Continuous-Token Diffusion for Speaker-Referenced TTS in Multimodal LLMs
He, Ray, Mallidi et al.
Unified architectures in multimodal large language models (MLLM) have shown promise in handling diverse tasks within a single framework. In the text-to-speech (TTS) task, current MLLM-based approaches rely on discrete token representations, which disregard the inherently continuous nature of speech and can lead to loss of fine-grained acoustic information.In this work, we investigate the TTS within the MLLM paradigm using continuous speech representations.
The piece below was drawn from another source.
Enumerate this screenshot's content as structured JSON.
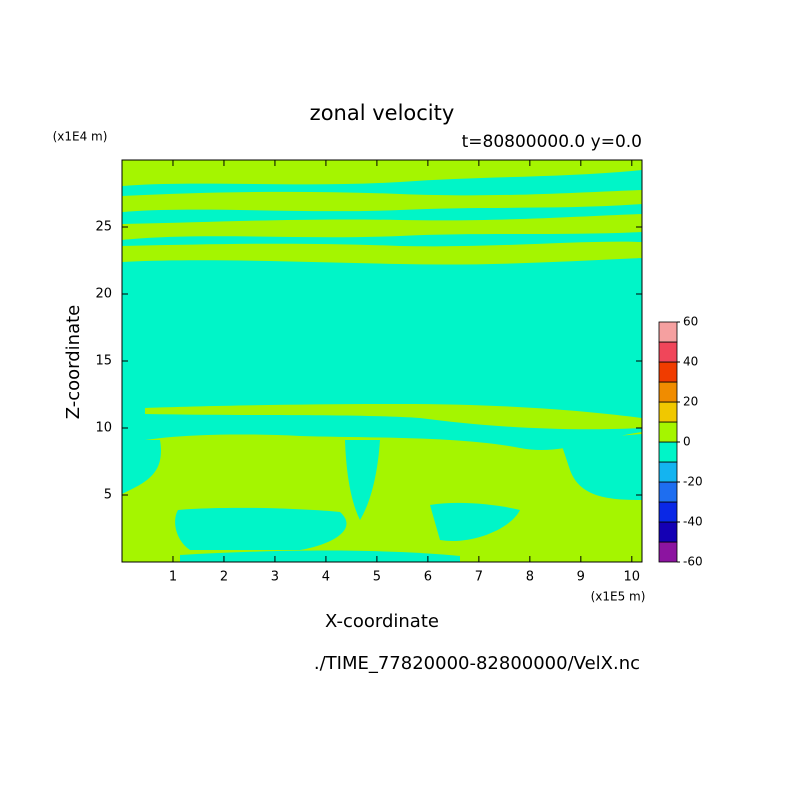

We design a dual-head architecture and implement two complementary training strategies for a robust model. (1) A diffusion head generating continuous speech representations is added on the MLLM, which is on frame-level and strictly autoregressive. (2) The original language model head is retained to preserve multitask capability and to control the start and end of speech synthesis. (3) Masked training is employed to address exposure bias in autoregressive decoding. (4) To stabilize optimization, we propose a two-stage scheme where the LM is frozen in the second stage, ensuring the diffusion head learns from a fixed input distribution. Evaluations on LibriSpeech(PC) test-clean show that our approach achieves state-of-the-art autoregressive performance, with a WER of 1.95%, speaker similarity of 0.54, and UTMOS of 4.00. The two-stage training yields a 46% relative WER reduction over the one-stage training baseline. These results highlight the effectiveness of combining autoregressive modeling with continuous-token diffusion, supported by a two-stage training procedure.
academic
Continuous-Token Diffusion for Speaker-Referenced TTS in Multimodal LLMs
Unified multimodal large language model (MLLM) architectures have demonstrated promise in handling diverse tasks within a single framework. For text-to-speech (TTS) synthesis, current MLLM-based approaches rely on discrete token representations, which overlook the inherent continuous nature of speech and may result in loss of fine-grained acoustic information. This work investigates TTS using continuous speech representations within the MLLM paradigm. A dual-head architecture is designed and two complementary training strategies are implemented to construct a robust model. The approach achieves state-of-the-art autoregressive performance on LibriSpeech(PC) test-clean with a WER of 1.95%, speaker similarity of 0.54, and UTMOS of 4.00.
Current MLLM-based TTS methods face the following challenges:
Discretization Loss: Existing methods convert speech into discrete tokens, ignoring the continuous nature of speech and resulting in loss of fine-grained acoustic information
Quantization Bottleneck: Discrete quantization discards fine acoustic details, limiting speech naturalness and fidelity
Lack of Unified Framework: Absence of effective methods to generate high-quality continuous speech while maintaining MLLM's multi-task capabilities
Novel Architecture: Proposes frame-level continuous token diffusion head integrated into autoregressive MLLM framework, distinct from existing chunk-level multi-frame designs
Dual-Head Design: Designs a dual-head architecture maintaining unified multimodal framework, with LM head supporting variable-length speech synthesis
Training Strategy: Employs masked training to mitigate autoregressive exposure bias, improving temporal consistency and model robustness
Optimization Scheme: Proposes two-stage training strategy stabilizing the optimization process, achieving 46% relative WER reduction and SOTA autoregressive performance on LibriSpeech(PC)
Input: Text transcription and reference audio segment
Output: High-quality speech with specified speaker characteristics
Constraint: Implementation within unified MLLM framework while maintaining multi-task capabilities
Existing Methods: TransFusion and others attempt to combine autoregressive and diffusion approaches but face difficulties with strict causal generation
This Work's Innovation: Implements strict frame-level autoregressive continuous representation diffusion
The paper cites 42 relevant references covering key works in multimodal LLMs, diffusion models, speech synthesis and related domains, providing solid theoretical foundation for this research.
Overall Assessment: This is a high-quality research work on speech synthesis within multimodal large language model frameworks. The proposed continuous token diffusion method is technically innovative, experimental results are convincing, and it provides valuable contributions to the development of unified multimodal AI systems. Despite certain limitations, its technical approach and experimental validation establish a solid foundation for subsequent research in this field.